Updated on March 16, 2018
Daniel Berman ’84 graduated from Pitzer College with a degree in political studies. His fondest memories of Pitzer include a sociology course called “Adventures in Desocialization,” which encouraged students to toss aside convention and dare to live in a manner that would defy the status quo. The class drew on the discourse of landmark thinkers who stimulated societal change, a course of action that compelled Daniel and now characterizes his career.
Another pivotal point for Daniel was the semester he spent abroad in Nepal while at Pitzer. For him, this cultural immersion was a chance to understand the realities of life in a place that had a dramatically different level of wealth and economic development. It was one of the life-changing experiences that encouraged him to pursue a professional path that would address inequalities in access to healthcare. But it took a while for Daniel to find his place at Doctors Without Borders, for which he currently serves as the deputy director of the Access to Essential Medicines Campaign.

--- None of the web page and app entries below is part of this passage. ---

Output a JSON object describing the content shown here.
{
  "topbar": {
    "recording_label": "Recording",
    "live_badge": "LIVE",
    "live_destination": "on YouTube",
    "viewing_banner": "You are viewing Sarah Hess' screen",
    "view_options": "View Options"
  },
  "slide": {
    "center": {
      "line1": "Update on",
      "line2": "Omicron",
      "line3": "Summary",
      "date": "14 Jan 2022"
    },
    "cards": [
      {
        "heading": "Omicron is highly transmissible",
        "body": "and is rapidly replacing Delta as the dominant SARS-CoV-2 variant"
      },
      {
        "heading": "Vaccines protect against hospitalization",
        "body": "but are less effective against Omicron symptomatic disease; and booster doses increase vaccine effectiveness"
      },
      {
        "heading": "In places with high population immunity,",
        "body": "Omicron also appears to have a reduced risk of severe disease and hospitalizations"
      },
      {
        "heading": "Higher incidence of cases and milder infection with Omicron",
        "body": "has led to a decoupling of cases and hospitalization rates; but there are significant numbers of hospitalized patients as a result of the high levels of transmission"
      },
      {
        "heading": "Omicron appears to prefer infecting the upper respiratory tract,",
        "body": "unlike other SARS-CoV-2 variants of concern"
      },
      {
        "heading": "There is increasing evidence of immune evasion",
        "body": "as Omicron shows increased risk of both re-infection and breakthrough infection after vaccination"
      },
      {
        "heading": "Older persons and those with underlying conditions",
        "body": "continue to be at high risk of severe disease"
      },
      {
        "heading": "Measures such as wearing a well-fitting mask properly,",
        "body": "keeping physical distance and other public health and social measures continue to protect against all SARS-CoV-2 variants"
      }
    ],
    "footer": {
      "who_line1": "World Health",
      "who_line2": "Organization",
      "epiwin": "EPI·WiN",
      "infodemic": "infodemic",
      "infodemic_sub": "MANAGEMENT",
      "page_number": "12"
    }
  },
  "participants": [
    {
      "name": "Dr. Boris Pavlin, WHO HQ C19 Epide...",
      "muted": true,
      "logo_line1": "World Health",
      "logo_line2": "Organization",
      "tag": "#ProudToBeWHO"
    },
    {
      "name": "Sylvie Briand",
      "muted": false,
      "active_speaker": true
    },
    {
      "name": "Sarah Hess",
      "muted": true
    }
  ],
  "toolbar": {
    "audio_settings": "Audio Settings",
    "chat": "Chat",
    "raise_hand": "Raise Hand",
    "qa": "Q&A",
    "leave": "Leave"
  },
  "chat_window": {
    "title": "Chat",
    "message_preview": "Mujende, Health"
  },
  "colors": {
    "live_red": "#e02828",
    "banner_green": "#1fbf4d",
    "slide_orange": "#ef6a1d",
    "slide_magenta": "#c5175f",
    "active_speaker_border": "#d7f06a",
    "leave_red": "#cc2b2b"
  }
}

Preceding this position, Daniel completed a master’s degree in marketing and international business at Columbia University’s School of International and Public Affairs, where he was honored with the dean’s fellowship for academic excellence. He then began working in pharmaceutical marketing and communications in New York. He was working on AIDS products at a time when the disease was transformed from a death sentence to a treatable chronic disease.
Daniel then moved back to California to serve as the news director at the joint academic medical centers of Stanford University and the University of California, San Francisco. But he became bothered by the fact that the vast majority of people with AIDS were living in places where the treatments were not available, mostly due to their high costs.
This was the impetus to go in a different professional direction. In 1999, he helped Doctors Without Borders launch the Access to Essential Medicines Campaign. One of their first priorities was to support the generic production of AIDS cocktails to enable treatment in developing counties in Africa, Asia and South America. Daniel was part of an international coalition of activists that fought for generic production and international financing of AIDS treatment. Today, his work is focused on increasing access to new vaccines and pushing for the development of vaccines that are practical to use in developing countries.
During a period of leave from Doctors Without Borders, he worked as a consultant to the World Health Organization’s regional office in Cairo. The project explored the unique collaboration between the medical community, government and AIDS activists that led to a scale-up of AIDS treatment in Morocco.
Daniel currently lives with his partner between Geneva and Paris.